Moody's: U.S. Transit Systems Face Major Capital Needs

WASHINGTON – The Federal Transit Administration estimates that more than $131 billion will be needed for transit systems in poor and marginal condition, including almost $86 billion to replace infrastructure that has already exceeded its useful life, Moody's Investment Service said in a report issued on Thursday.

"U.S. transit agencies will face increased capital investment needs and operational funding challenges in the next five to 10 years by aging infrastructure, increased ridership and lagging growth in governmental financial assistance," Moody's analysts wrote.

"Some transit issuers can leverage strong credit fundamentals to sufficiently finance their needs, while others have more constrained operating and revenue environments and will struggle to keep pace," they wrote.

Ongoing support from federal, state and local governments will be important for transit systems to meet increasing passenger demand, the report said, adding that there was record ridership in 2014.

According to Moody's, millennials, particularly in urban areas, are using more mass transit. Flexible work hours and an increase in part-time employment, which are 11% above pre-recession levels, are boosting ridership, especially during off-peak hours.

Transit system ridership in major Western systems has exceeded national levels since 2011, Moody's said. Expansion plans for these systems will likely spur bond issuance, it added.

But the mass transit sector has a lot of aging infrastructure, the result of years of deferred maintenance and shelved capital plans, according to Moody's. As of 2010, 80% of the transit industry's replacement of infrastructure was rail-related and 64% of that portion was heavy rail, which is primarily located in eastern U.S. cities with some of the oldest and largest systems such as Boston and New York City, the report said.

"We view deferrals of capital maintenance costs as a potential credit challenge because delays lead to cumulative asset deterioration, exacerbating future costs and likely straining future financial positions or requiring significant borrowing," Moody's wrote.

New mandated safety improvements will also lead to additional costs for transit systems, the rating agency said.

Despite the need, federal funding has been relatively stagnant in recent years. The federal government contributed about 41.6% to mass transit as of 2013, Moody's said. But growth in FTA transit grants has slowed to a mere 1.42% compounded average growth rate between federal fiscal years 2010-2014 and is down from 5.95% in the previous five-year period.

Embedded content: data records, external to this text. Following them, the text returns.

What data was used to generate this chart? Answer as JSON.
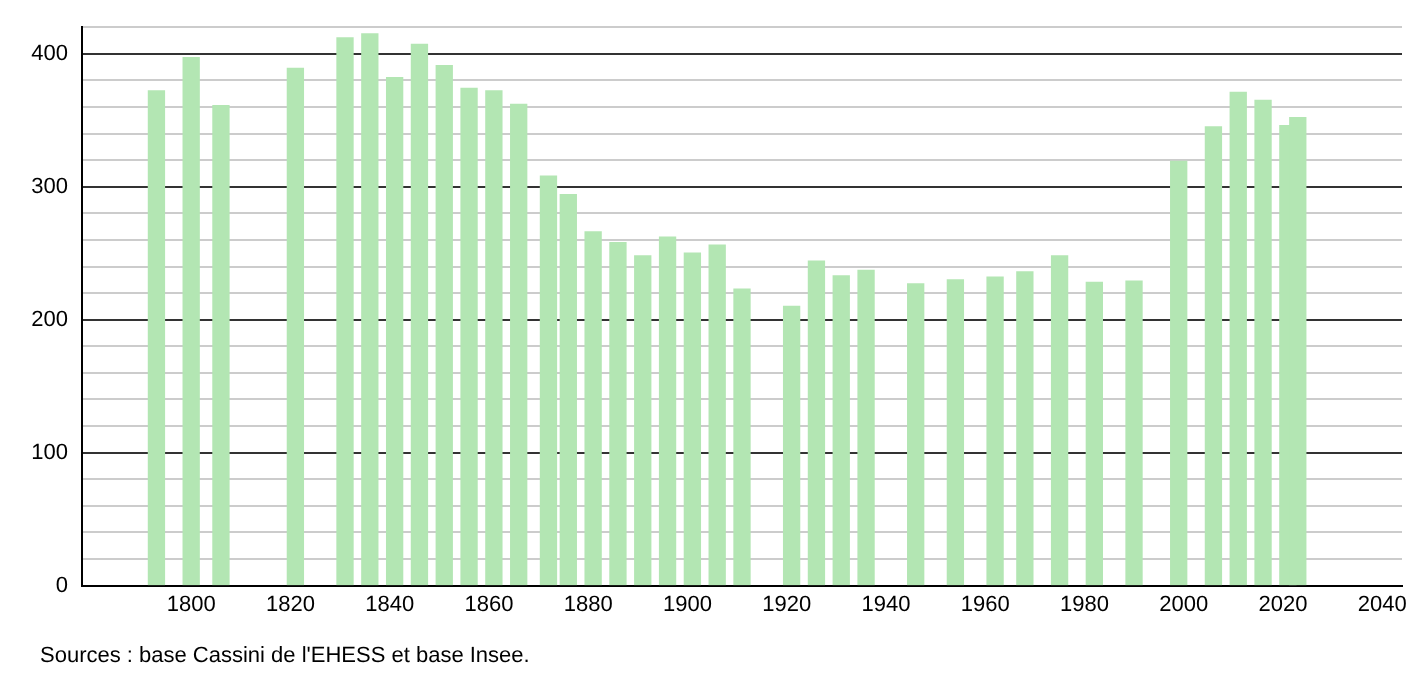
{
  "chart_data": {
    "type": "bar",
    "x": [
      1793,
      1800,
      1806,
      1821,
      1831,
      1836,
      1841,
      1846,
      1851,
      1856,
      1861,
      1866,
      1872,
      1876,
      1881,
      1886,
      1891,
      1896,
      1901,
      1906,
      1911,
      1921,
      1926,
      1931,
      1936,
      1946,
      1954,
      1962,
      1968,
      1975,
      1982,
      1990,
      1999,
      2006,
      2011,
      2016,
      2021,
      2023
    ],
    "values": [
      372,
      397,
      361,
      389,
      412,
      415,
      382,
      407,
      391,
      374,
      372,
      362,
      308,
      294,
      266,
      258,
      248,
      262,
      250,
      256,
      223,
      210,
      244,
      233,
      237,
      227,
      230,
      232,
      236,
      248,
      228,
      229,
      319,
      345,
      371,
      365,
      346,
      352
    ],
    "color": "#b3e6b3",
    "xlim": [
      1778,
      2044
    ],
    "xticks": [
      1800,
      1820,
      1840,
      1860,
      1880,
      1900,
      1920,
      1940,
      1960,
      1980,
      2000,
      2020,
      2040
    ],
    "ylim": [
      0,
      420
    ],
    "yticks": [
      0,
      {
        "value": 20,
        "label": null
      },
      {
        "value": 40,
        "label": null
      },
      {
        "value": 60,
        "label": null
      },
      {
        "value": 80,
        "label": null
      },
      100,
      {
        "value": 120,
        "label": null
      },
      {
        "value": 140,
        "label": null
      },
      {
        "value": 160,
        "label": null
      },
      {
        "value": 180,
        "label": null
      },
      200,
      {
        "value": 220,
        "label": null
      },
      {
        "value": 240,
        "label": null
      },
      {
        "value": 260,
        "label": null
      },
      {
        "value": 280,
        "label": null
      },
      300,
      {
        "value": 320,
        "label": null
      },
      {
        "value": 340,
        "label": null
      },
      {
        "value": 360,
        "label": null
      },
      {
        "value": 380,
        "label": null
      },
      400,
      {
        "value": 420,
        "label": null
      }
    ],
    "grid": "y",
    "annotations": [
      "Sources : base Cassini de l'EHESS et base Insee."
    ]
  }
}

Stronger financial assistance will be needed from all levels of governments, Moody's analysts said.

The report contains 56 separate transit credits Moody's rates, including multiple ones for single issuers, as well as the key factors it takes into account in determining ratings for each of them.

"The credit risk is higher for transits that issue debt secured by general enterprise revenues because they are directly tied to general operating and financial performance, the analysts wrote, adding "This contrasts with sales tax backed transit credits, where dedicated tax pledges are not dependent on operational performance."